INEP Revalida - Exame Nacional de Revalidação de Diplomas Médicos — Prova 2022
Homem de 63 anos, portador de hipertensão arterial sistêmica e diabetes mellitus há longa data, além de cardiopatia hipertensiva e fibrilação atrial paroxística, foi levado por familiares a uma unidade de emergência, com quadro neurológico de instalação abrupta havia cerca de 2 horas. Segundo informaram seus familiares, o paciente tinha começado a “falar embolado” e mostrava dificuldade para movimentar o membro superior direito, tendo evoluído para progressivo rebaixamento do nível de consciência, o que motivou a família a levá-lo para a unidade. Não houve interrupção da administração de fármacos de uso crônico (valsartana, amlodipina e amiodarona).No exame físico, o paciente estava em coma superficial, exibindo evidente hemiparesia de predomínio braquiofacial direito. Sua pressão arterial (ambos membros superiores) era de 160 × 100 mmHg, sendo o ritmo cardíaco irregular, em 2 tempos, com bulhas normofonéticas e sem sopros. A glicemia capilar era de 320 mg/dL, enquanto o eletrocardiograma revelou apenas ritmo de fibrilação atrial com resposta ventricular inferior a 110 batimentos por minuto. Uma tomografia computadorizada de crânio, laudada em 45 minutos após sua chegada à unidade, mostrou-se sem anormalidades aparentes.Visando-se ao melhor prognóstico do paciente, com menores limitações neurológicas funcionais futuras, a estratégia terapêutica que deve ser instituída imediatamente é
AVC isquêmico agudo + TC normal + janela terapêutica → Trombólise com rtPA para melhor prognóstico.

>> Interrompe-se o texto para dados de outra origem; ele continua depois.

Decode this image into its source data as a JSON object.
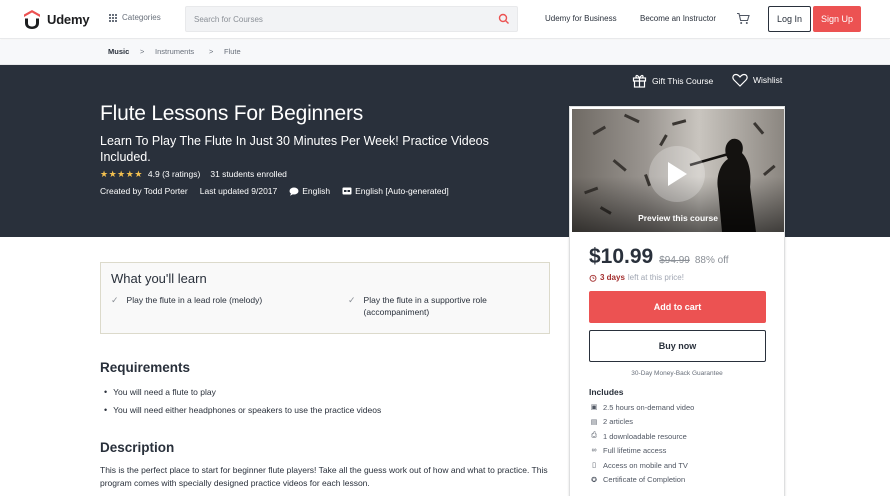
{
  "nav": {
    "logo_text": "Udemy",
    "categories_label": "Categories",
    "search_placeholder": "Search for Courses",
    "business_link": "Udemy for Business",
    "instructor_link": "Become an Instructor",
    "login_label": "Log In",
    "signup_label": "Sign Up",
    "brand_color": "#ec5252"
  },
  "breadcrumb": [
    "Music",
    "Instruments",
    "Flute"
  ],
  "breadcrumb_sep": ">",
  "hero": {
    "gift_label": "Gift This Course",
    "wishlist_label": "Wishlist",
    "title": "Flute Lessons For Beginners",
    "subtitle": "Learn To Play The Flute In Just 30 Minutes Per Week! Practice Videos Included.",
    "rating_text": "4.9 (3 ratings)",
    "rating_value": 4.9,
    "enrolled_text": "31 students enrolled",
    "author": "Created by Todd Porter",
    "updated": "Last updated 9/2017",
    "language": "English",
    "captions": "English [Auto-generated]"
  },
  "card": {
    "preview_label": "Preview this course",
    "price": "$10.99",
    "original_price": "$94.99",
    "discount": "88% off",
    "timer_bold": "3 days",
    "timer_rest": "left at this price!",
    "add_to_cart": "Add to cart",
    "buy_now": "Buy now",
    "guarantee": "30-Day Money-Back Guarantee",
    "includes_title": "Includes",
    "includes": [
      {
        "icon": "video-icon",
        "text": "2.5 hours on-demand video"
      },
      {
        "icon": "article-icon",
        "text": "2 articles"
      },
      {
        "icon": "download-icon",
        "text": "1 downloadable resource"
      },
      {
        "icon": "infinity-icon",
        "text": "Full lifetime access"
      },
      {
        "icon": "mobile-icon",
        "text": "Access on mobile and TV"
      },
      {
        "icon": "certificate-icon",
        "text": "Certificate of Completion"
      }
    ]
  },
  "learn": {
    "title": "What you'll learn",
    "items": [
      "Play the flute in a lead role (melody)",
      "Play the flute in a supportive role (accompaniment)"
    ]
  },
  "requirements": {
    "title": "Requirements",
    "items": [
      "You will need a flute to play",
      "You will need either headphones or speakers to use the practice videos"
    ]
  },
  "description": {
    "title": "Description",
    "text": "This is the perfect place to start for beginner flute players! Take all the guess work out of how and what to practice. This program comes with specially designed practice videos for each lesson."
  }
}
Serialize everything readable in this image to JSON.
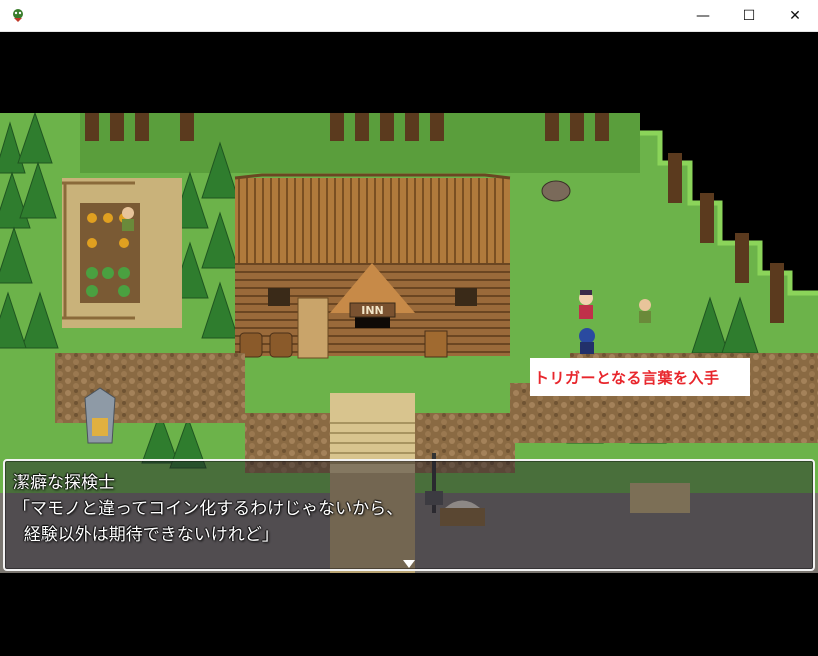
{
  "window": {
    "icon": "game-app-icon",
    "controls": {
      "minimize": "—",
      "maximize": "☐",
      "close": "✕"
    }
  },
  "map": {
    "inn_sign": "INN",
    "trigger_label": "トリガーとなる言葉を入手"
  },
  "message": {
    "speaker": "潔癖な探検士",
    "line1": "「マモノと違ってコイン化するわけじゃないから、",
    "line2": "  経験以外は期待できないけれど」"
  },
  "colors": {
    "grass": "#6cb34a",
    "cliff": "#8a6a43",
    "trigger_text": "#e8262c"
  }
}
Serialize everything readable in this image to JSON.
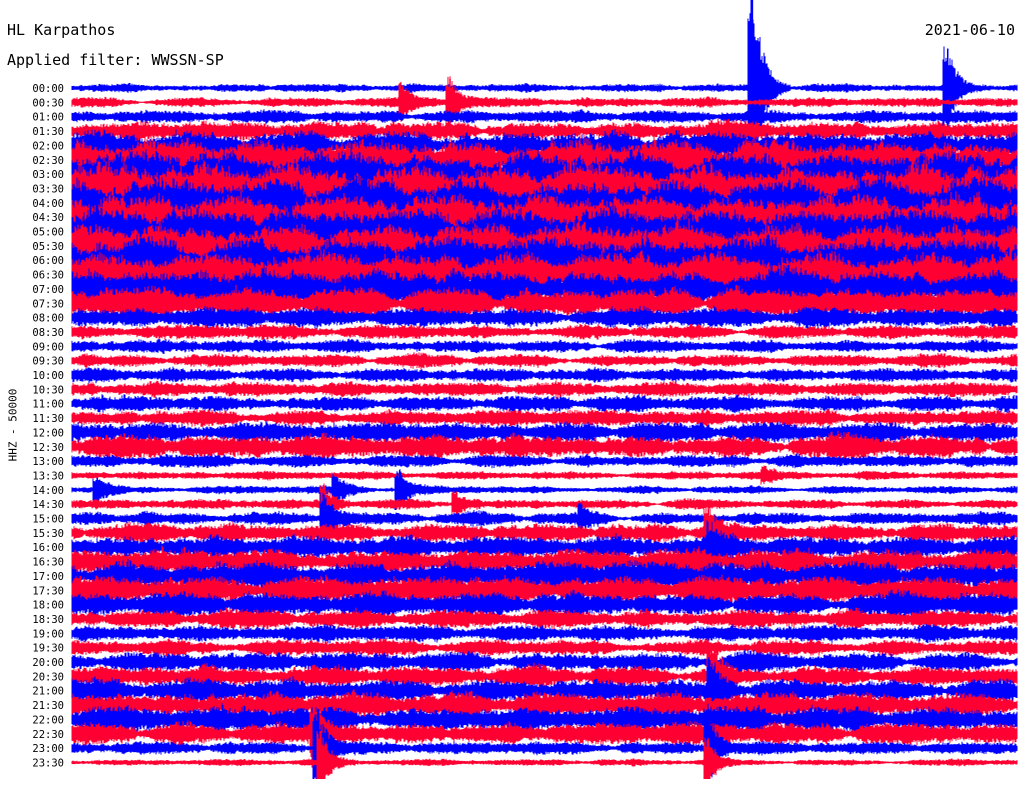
{
  "header": {
    "station": "HL Karpathos",
    "filter": "Applied filter: WWSSN-SP",
    "date": "2021-06-10"
  },
  "chart_data": {
    "type": "line",
    "chart_kind": "helicorder",
    "ylabel": "HHZ - 50000",
    "minutes_per_line": 30,
    "colors": [
      "#0000ff",
      "#ff0033"
    ],
    "rows": [
      "00:00",
      "00:30",
      "01:00",
      "01:30",
      "02:00",
      "02:30",
      "03:00",
      "03:30",
      "04:00",
      "04:30",
      "05:00",
      "05:30",
      "06:00",
      "06:30",
      "07:00",
      "07:30",
      "08:00",
      "08:30",
      "09:00",
      "09:30",
      "10:00",
      "10:30",
      "11:00",
      "11:30",
      "12:00",
      "12:30",
      "13:00",
      "13:30",
      "14:00",
      "14:30",
      "15:00",
      "15:30",
      "16:00",
      "16:30",
      "17:00",
      "17:30",
      "18:00",
      "18:30",
      "19:00",
      "19:30",
      "20:00",
      "20:30",
      "21:00",
      "21:30",
      "22:00",
      "22:30",
      "23:00",
      "23:30"
    ],
    "noise_level": [
      0.5,
      0.6,
      0.8,
      1.2,
      1.8,
      2.4,
      2.8,
      3.0,
      3.0,
      3.0,
      2.9,
      2.8,
      2.8,
      2.8,
      2.4,
      2.0,
      1.2,
      0.9,
      0.8,
      0.8,
      0.9,
      0.9,
      1.0,
      1.0,
      1.3,
      1.5,
      0.8,
      0.5,
      0.5,
      0.6,
      0.8,
      1.2,
      1.4,
      1.6,
      1.8,
      1.8,
      1.5,
      1.2,
      1.0,
      1.0,
      1.2,
      1.3,
      1.5,
      1.6,
      1.6,
      1.4,
      0.8,
      0.4
    ],
    "events": [
      {
        "row": 0,
        "minute": 21.6,
        "amplitude": 15
      },
      {
        "row": 0,
        "minute": 27.8,
        "amplitude": 5
      },
      {
        "row": 1,
        "minute": 10.5,
        "amplitude": 2
      },
      {
        "row": 1,
        "minute": 12.0,
        "amplitude": 3
      },
      {
        "row": 27,
        "minute": 22.0,
        "amplitude": 0.8
      },
      {
        "row": 28,
        "minute": 0.8,
        "amplitude": 1.5
      },
      {
        "row": 28,
        "minute": 8.4,
        "amplitude": 1.6
      },
      {
        "row": 28,
        "minute": 10.4,
        "amplitude": 2.5
      },
      {
        "row": 29,
        "minute": 8.0,
        "amplitude": 2
      },
      {
        "row": 29,
        "minute": 12.2,
        "amplitude": 1.4
      },
      {
        "row": 30,
        "minute": 8.0,
        "amplitude": 3
      },
      {
        "row": 30,
        "minute": 16.2,
        "amplitude": 1.2
      },
      {
        "row": 31,
        "minute": 20.2,
        "amplitude": 3
      },
      {
        "row": 32,
        "minute": 20.3,
        "amplitude": 2
      },
      {
        "row": 41,
        "minute": 20.3,
        "amplitude": 4
      },
      {
        "row": 42,
        "minute": 20.3,
        "amplitude": 3
      },
      {
        "row": 45,
        "minute": 7.7,
        "amplitude": 3
      },
      {
        "row": 46,
        "minute": 7.8,
        "amplitude": 5
      },
      {
        "row": 47,
        "minute": 7.9,
        "amplitude": 4
      },
      {
        "row": 46,
        "minute": 20.2,
        "amplitude": 5
      },
      {
        "row": 47,
        "minute": 20.2,
        "amplitude": 3
      }
    ]
  }
}
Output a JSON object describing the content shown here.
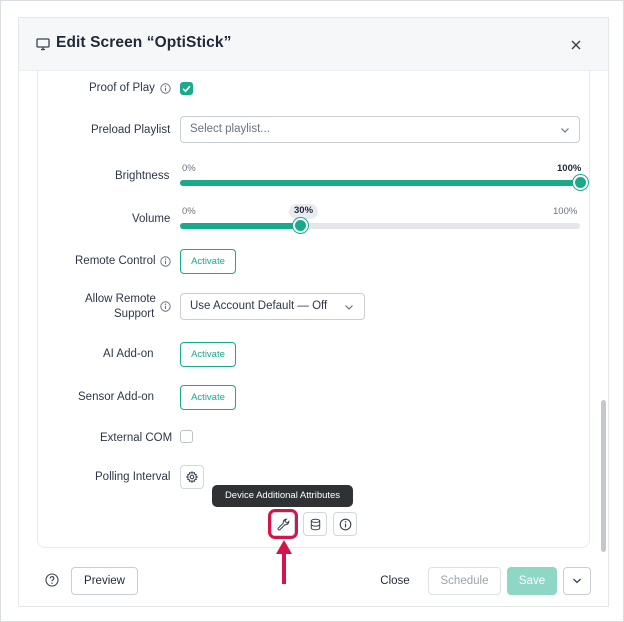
{
  "header": {
    "title": "Edit Screen “OptiStick”",
    "icons": {
      "title": "monitor-icon",
      "close": "close-icon"
    }
  },
  "settings": {
    "proof_of_play": {
      "label": "Proof of Play",
      "checked": true
    },
    "preload_playlist": {
      "label": "Preload Playlist",
      "placeholder": "Select playlist..."
    },
    "brightness": {
      "label": "Brightness",
      "min_label": "0%",
      "max_label": "100%",
      "value_percent": 100
    },
    "volume": {
      "label": "Volume",
      "min_label": "0%",
      "max_label": "100%",
      "value_label": "30%",
      "value_percent": 30
    },
    "remote_control": {
      "label": "Remote Control",
      "button": "Activate"
    },
    "allow_remote_support": {
      "label_line1": "Allow Remote",
      "label_line2": "Support",
      "selected": "Use Account Default — Off"
    },
    "ai_addon": {
      "label": "AI Add-on",
      "button": "Activate"
    },
    "sensor_addon": {
      "label": "Sensor Add-on",
      "button": "Activate"
    },
    "external_com": {
      "label": "External COM",
      "checked": false
    },
    "polling_interval": {
      "label": "Polling Interval",
      "icon": "gear-icon"
    }
  },
  "attribute_tools": {
    "tooltip": "Device Additional Attributes",
    "icons": [
      "wrench-icon",
      "database-icon",
      "info-icon"
    ]
  },
  "footer": {
    "preview": "Preview",
    "close": "Close",
    "schedule": "Schedule",
    "save": "Save",
    "icons": {
      "help": "help-icon",
      "more": "chevron-down-icon"
    }
  },
  "colors": {
    "accent": "#19a98b",
    "accent_disabled": "#8fd7c5",
    "highlight": "#d3154a",
    "tooltip_bg": "#2f3235"
  }
}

Em um paciente com quadro neurológico agudo sugestivo de AVC isquêmico, a ausência de hemorragia na TC de crânio dentro da janela terapêutica (até 4,5 horas do início dos sintomas) é a principal indicação para a trombólise com rtPA. Esta é a intervenção mais eficaz para reduzir sequelas neurológicas, mesmo com comorbidades como FA e hiperglicemia, que devem ser manejadas concomitantemente.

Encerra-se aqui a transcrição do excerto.